Why it makes sense for CECG as a consultancy
At CECG we get good insights and exposure to a variety of technologies and languages across our various engagements. One of our greatest assets is our collective knowledge; by producing and sharing ADRs we ensure that not only our engineers, but also all our clients are benefiting equally from it. Adhering to our clients confidentiality, our Engineering Leads share the high-level learnings from their respective ADRs and they all gain the collective experience from all of our engagements.
By sharing the knowledge gained from producing ADRs across engagements, our engineers can leverage the learnings from trialling a technology or spiking a solution to a problem that we have already faced in a different engagement. “_Which tool to use to create infra? Which language to use to write a certain plugin? How to design a multi-tenanted Kubernetes cluster?” _ CECG’s internal knowledge is always the starting point for our engineers when facing a new problem. It is quite possible that the problem has been seen and solved before, and even an in-depth solution may be available.
Usually they are solutions to common problems that recur over and over and of course are not confidential. Sharing the learnings from ADRs ensures that the value our consultancy brings to our clients is not limited to knowledge of the people we place in a particular engagement, but the collective knowledge of all our consultants.

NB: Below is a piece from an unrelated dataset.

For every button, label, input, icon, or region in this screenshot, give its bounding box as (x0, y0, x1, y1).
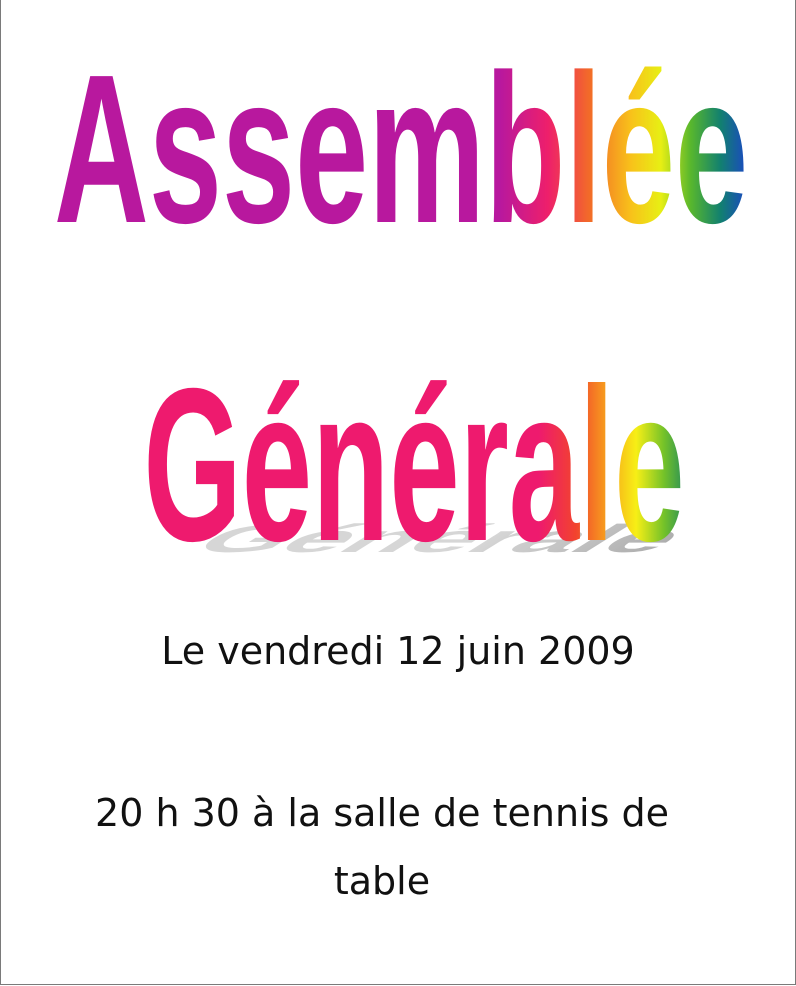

This ultimately results in less time spent in research and spikes and ensures faster delivery to our clients.
Why it makes sense for the client
Let’s start with the big one. It will be cheaper in the long run! ADRs are just one way that we do continuous knowledge transfer with our clients. These documents and this knowledge stays with the client after the engagement is completed.
Our preferred methodology is to work directly with client engineers, even pairing for the majority of the work. However, sometimes client engineers might not be available and delivery speed is still the priority. In such cases, ADRs provide a mechanism for senior client engineers to have input into any decision that will affect them in the future. ADRs allow new team members to get up to speed faster. By pointing them to your ADRs, they can get good insight into the past challenges and solutions that were implemented in that project. They can also start contributing earlier, as knowledge gained by reading ADRs will give them a good base knowledge to drive their implementation decisions according to project constraints and highest priority requirements.
When ADRs are written before the implementation and shared with our clients, they have the ability to influence the decision early, saving engineering effort and its own costs. This allows them to feel more engaged, while their engineers are assured that they are going in the right direction with every significant decision taken. Producing ADRs for all significant decisions works both ways; proving confidence of engineers and improving visibility within the team, which results in better relationships between stakeholders, engineers and the consultancy.
When our clients decide to continue the project on their own, our support subscriptions allow our clients to continue using ADRs and obtaining input from CECG for technical validation. This will give them the confidence they are making the right technical decisions after we have stopped having full time engineers in the project.
To wrap things up
Architectural decisions are very difficult to get right, sometimes tough to agree on and often hard to identify individuals accountable for them. They’re usually very expensive to change later on, and very often are related to more than just functional requirements of the system. Therefore, as engineers we should ensure that the decisions made are the right ones given the circumstances. At CECG, we believe that the best way of proving that is by producing a structural document which lays out the thinking process leading to the conclusion that is collaboratively reviewed and shared with all stakeholders - ADR!